Ganz ähnlich ist die Situation in Kanada. Mit dem Bau und Umbau von 18 Polizeistationen in Ontario waren unsere ÖPP-Experten im Jahr 2010 auf diesem Markt gestartet und sind seitdem dort aktiv, gemeinsam mit Flatiron, einer unserer US-Tochtergesellschaften. Aktuell konzentrieren wir uns auf ein kanadisches Großprojekt. In Montreal errichten wir eines der bedeutendsten Infrastrukturprojekte in Nordamerika: den Neubau der Champlain Bridge über den  St.-Lawrence-Strom.

Fokus Niederlande
Alexander Neumann findet ÖPP gut. Und er wohnt gern in den Niederlanden. Das passt, denn der Manager, der in Deutschland bereits mehrere ÖPP-Projekte wie die Autobahn 4 in Thüringen realisiert hat, leitet seit 2013 unser ÖPP-Geschäft im Nachbarland. Neumann schätzt die Professionalität der Niederländer, die bei diesen Projekten über standardisierte Verträge und Verfahren verfügen. „So können wir alles schneller umsetzen. Da sind die Niederländer einen Schritt weiter als Deutschland.“ Die Bevölkerung findet ÖPP grundsätzlich okay. Auch das trägt dazu bei, dass viele anstehende Projekte nach diesem Geschäftsmodell umgesetzt werden.
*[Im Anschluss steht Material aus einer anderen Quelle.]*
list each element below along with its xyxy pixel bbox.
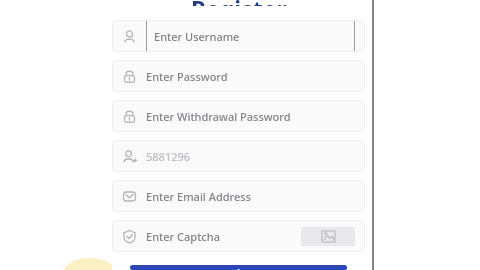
button[interactable]: Captcha (112, 220, 365, 252)
other: Email address (122, 189, 137, 204)
staticText: Enter Username (154, 29, 240, 44)
staticText: Enter Captcha (146, 229, 220, 244)
staticText: Enter Password (146, 69, 228, 84)
staticText: Register (213, 265, 265, 270)
staticText: Enter Withdrawal Password (146, 109, 291, 124)
button[interactable]: Register (130, 265, 347, 270)
button[interactable]: Username (112, 20, 365, 52)
button[interactable]: Referral code (112, 140, 365, 172)
other: Referral code (122, 149, 137, 164)
other: Password (122, 109, 137, 124)
other: Password (122, 69, 137, 84)
button[interactable]: Password (112, 60, 365, 92)
staticText: 5881296 (146, 149, 191, 164)
staticText: Enter Email Address (146, 189, 251, 204)
staticText: Register (191, 0, 287, 6)
button[interactable]: Password (112, 100, 365, 132)
button[interactable]: Captcha image, tap to refresh (301, 227, 355, 246)
other: Username (122, 29, 137, 44)
button[interactable]: Email address (112, 180, 365, 212)
other: Captcha (122, 229, 137, 244)
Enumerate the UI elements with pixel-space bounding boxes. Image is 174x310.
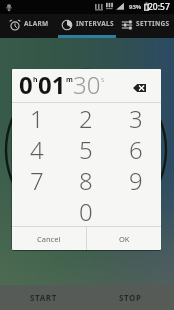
staticText: ALARM: [24, 19, 49, 28]
button[interactable]: ALARM: [0, 14, 58, 35]
button[interactable]: 0: [61, 196, 111, 226]
button[interactable]: 5: [61, 134, 111, 165]
staticText: 0: [19, 69, 33, 101]
staticText: START: [30, 292, 57, 303]
staticText: 20:57: [148, 1, 170, 13]
staticText: 01: [38, 69, 66, 101]
button[interactable]: OK: [87, 227, 161, 250]
staticText: s: [101, 75, 105, 85]
button[interactable]: 6: [111, 134, 161, 165]
button[interactable]: START: [0, 285, 87, 310]
button[interactable]: 3: [111, 103, 161, 134]
button[interactable]: SETTINGS: [116, 14, 174, 35]
button[interactable]: Backspace: [129, 76, 155, 96]
button[interactable]: 4: [12, 134, 61, 165]
staticText: 6: [129, 133, 143, 164]
button[interactable]: 8: [61, 165, 111, 196]
button[interactable]: 2: [61, 103, 111, 134]
button[interactable]: Cancel: [12, 227, 86, 250]
button[interactable]: STOP: [87, 285, 174, 310]
button[interactable]: 9: [111, 165, 161, 196]
staticText: 7: [30, 164, 44, 195]
staticText: INTERVALS: [76, 19, 114, 28]
staticText: 8: [79, 164, 93, 195]
staticText: 5: [79, 133, 93, 164]
staticText: Cancel: [37, 234, 61, 244]
staticText: SETTINGS: [136, 19, 170, 28]
staticText: 9: [129, 164, 143, 195]
button[interactable]: 1: [12, 103, 61, 134]
staticText: STOP: [119, 292, 142, 303]
staticText: h: [33, 75, 38, 85]
staticText: 93%: [129, 3, 142, 11]
staticText: 4: [30, 133, 44, 164]
staticText: 2: [79, 102, 93, 133]
staticText: 3: [129, 102, 143, 133]
button[interactable]: INTERVALS: [58, 14, 116, 35]
staticText: 0: [79, 195, 93, 225]
staticText: 1: [30, 102, 44, 133]
button[interactable]: 7: [12, 165, 61, 196]
staticText: m: [66, 75, 73, 85]
staticText: OK: [119, 234, 130, 244]
staticText: 30: [73, 69, 101, 101]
Um die Aufgaben optimal zu bewerkstelligen, haben die ÖPP-Experten ein gemeinsames Büro mit den Kollegen von HOCHTIEF Infrastructure und HOCHTIEF Engineering südlich von Amsterdam, umgeben von Autobahnen. Damit ist das Team immer mittendrin in einem Großprojekt, Planung, Finanzierung und Bau von zwei Autobahnabschnitten. Gut 20 Kilometer Strecke mit Brücken, Tunneln, Wasserwegen – sie wurden fit gemacht für den ständig wachsenden Verkehr zwischen Amsterdam, dem Flughafen Schiphol und der stark wachsenden Stadt Almere. Die Bauarbeiten wurden im Sommer 2017 fertiggestellt und damit über zwei Jahre früher als vom Kunden ursprünglich geplant. Bis 2042 wird HOCHTIEF die Strecke mit Partnern betreiben und dabei für eine hohe Verfügbarkeit, Sicherheit und Fahrkomfort sorgen. Neumann: „Mit einem Projektvolumen von mehr als einer Milliarde Euro ist dies gegenwärtig eines der größten ÖPP-Projekte in den Niederlanden. Weitere Projekte befinden sich derzeit in der Ausschreibung.“

Verfügbarkeit zählt
Auch die Vergütung ist bei niederländischen ÖPP-Verkehrsprojekten nach Standards geregelt: Sie ist an die Verfügbarkeit des Streckenabschnitts geknüpft. Sind Fahrstreifen nicht befahrbar, erhält der Betreiber weniger Geld. Baustellen am Montagmorgen bedeuten deutlich höhere Abzüge als in der verkehrsarmen Sonntagnacht. Eine solche Regelung verspricht Anreize für die passgenaue Verfügbarkeit einer Autobahn, mehr Kostensicherheit für die öffentliche Hand und mehr Transparenz. In Deutschland wird die A7 nördlich von Hamburg von HOCHTIEF ebenfalls nach diesem Prinzip ausgebaut.